A perspectiva de cura depende do estadiamento da doença. Quanto mais precoce o diagnóstico, maiores são as chances de cura. Tumores muito iniciais são tratados com cirurgia. Em doença localmente avançada, a terapêutica envolve quimioterapia e radioterapia concomitante, com boas taxas de cura.

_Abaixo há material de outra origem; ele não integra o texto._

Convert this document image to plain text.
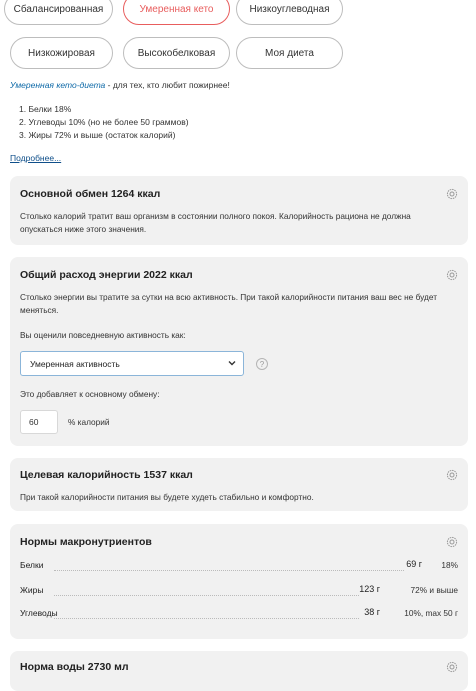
Сбалансированная	Умеренная кето	Низкоуглеводная
Низкожировая	Высокобелковая	Моя диета
Умеренная кето-диета - для тех, кто любит пожирнее!
1. Белки 18%
2. Углеводы 10% (но не более 50 граммов)
3. Жиры 72% и выше (остаток калорий)
Подробнее...
Основной обмен 1264 ккал
Столько калорий тратит ваш организм в состоянии полного покоя. Калорийность рациона не должна опускаться ниже этого значения.
Общий расход энергии 2022 ккал
Столько энергии вы тратите за сутки на всю активность. При такой калорийности питания ваш вес не будет меняться.
Вы оценили повседневную активность как:
Умеренная активность	?
Это добавляет к основному обмену:
60	% калорий
Целевая калорийность 1537 ккал
При такой калорийности питания вы будете худеть стабильно и комфортно.
Нормы макронутриентов
Белки	69 г 18%
Жиры	123 г	72% и выше
Углеводы	38 г	10%, max 50 г
Норма воды 2730 мл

Como identificar o câncer do colo do útero?

 

O diagnóstico do câncer do colo do útero pode ser feito por um médico com o auxílio dos seguintes testes:

 

  • exame pélvico;
  • avaliação da história clínica da paciente;
  • exame preventivo (Papanicolau);
  • exame especular do colo uterino e colposcopia;
  • biópsia.

 

Conforme explica a Dra. Mariana Scaranti: “O diagnóstico é feito por meio de um exame de colposcopia, no qual o ginecologista usa o espéculo, equipamento que ajuda a visualizar lesões suspeitas no colo do útero. No caso de encontrar indícios da condição, é solicitada uma biópsia, que consiste na retirada de um fragmento do tecido afetado pela doença que é enviado para a análise patológica, que confirma se existe ou não câncer naquela região.

 

“Quando é feito o diagnóstico do câncer do colo do útero, é necessário fazer o estadiamento da doença. Esse procedimento tem como objetivo entender qual é o tamanho da lesão, qual é a relação dela com as estruturas vizinhas (bexiga, reto, gânglios), se a lesão se limita apenas ao colo do útero ou se gerou algum tipo de metástase", acrescenta a médica. E completa: “Depois da biópsia, são realizadas uma ressonância da pelve, para entender como a lesão está se posicionando, e uma tomografia do tórax e do abdome superior. O médico também poderá solicitar um PET-CT, um tipo de tomografia especial."

 


Qual o tratamento para o câncer cervical?

 

Conforme explica a Dra. Mariana Scaranti, “o tratamento dependerá do estágio da doença. Quando a lesão for localizada e pequena (menor que 4 cm), em geral, a terapêutica é cirúrgica, sendo feita só a retirada da lesão ou do útero". Já se for uma lesão maior de 4 cm ou que invada estruturas vizinhas ao colo do útero, quimioterapia e radioterapia concomitante são o recurso terapêutico de escolha em geral.

 

A quimioterapia utilizada é a cisplatina, uma dose por semana ao longo das cinco ou seis semanas de radioterapia. A substância é muito segura e, geralmente, muito bem tolerada pelas​ pacientes.

 

Quando a lesão está em outros lugares, como órgãos não localizados na pelve feminina, por exemplo, no pulmão, é feita uma quimioterapia com outras drogas.

 

“Além disso, estudos recentes mostram dados sobre a importância da imunoterapia (terapia com o objetivo de fortalecer o sistema imunológico no combate a infecções e doenças como o câncer) como tratamento das doenças metastáticas", explica a médica.